C'est à tout ça que je pense, quand je me demande avec un sourire gourmand quel gros, quel immense, quel hénaurme cadeau d'anniversaire réserver à Christian Berst pour les dix ans de sa galerie qui a tant œuvré pour placer le petit caillou de l'art brut dans les godillots des historiens et amateurs d'art... Parce que le cadeau, en fait, il doit plutôt revenir à ses visiteurs, à ses amis, ses soutiens, qui lui ont permis de tenir tout au long de cette décennie. Mais le meilleur galeriste ne peut donner que ce qu'il a : sa galerie. Le cadeau, c'est donc la galerie en entier, avec ses trois belles salles vitrées sur le passage, de sacrés espaces intérieurs... Alors on les a ré-arrangés, on les a même tourneboulés, on les a retournés comme un gant. Pour montrer comme elle est belle, aussi, cette galerie, vue de l'intérieur.

« Soit dix ans... » fait ainsi absolument écho à « Étant donnés... », l'installation miraculeusement secrète et obsessionnelle

de Duchamp, indéplaçable, totalement impénétrable dans tous les sens du terme. J'ai souhaité d'ailleurs que les trois salles restent allumées un peu tard, le soir, pour que l'ensemble puisse se voir un peu à la lueur du tungstène, à travers les trous du voyeur, comme dirait Tonton Marcel, pour ne rien dissimuler en effet de ces voyeurs que nous sommes, quand nous nous emparons esthétiquement de ces œuvres qui ne sont pas d'art.

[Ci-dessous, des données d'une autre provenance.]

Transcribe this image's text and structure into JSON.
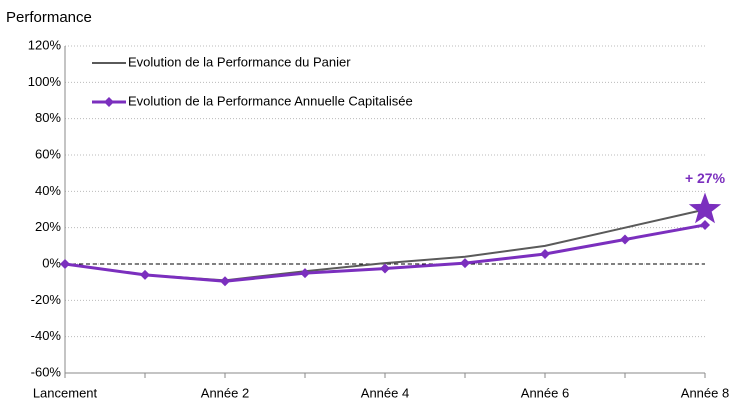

Voyeurs, sans doute, mais pour l'être il nous faut des voyants : « Maintenant, je m'encrapule le plus possible. Pourquoi ? Je veux être poète, et je travaille à me rendre Voyant : vous ne comprendrez pas du tout, et je ne saurais presque vous expliquer. Il s'agit d'arriver à l'inconnu par le dérèglement de tous les sens. Les souffrances sont énormes, mais il faut être fort, être né poète, et je me suis reconnu poète. Ce n'est pas du tout ma faute. C'est faux de dire : Je pense : on devrait dire : On me pense. - Pardon du jeu de mots. Je est un autre »*.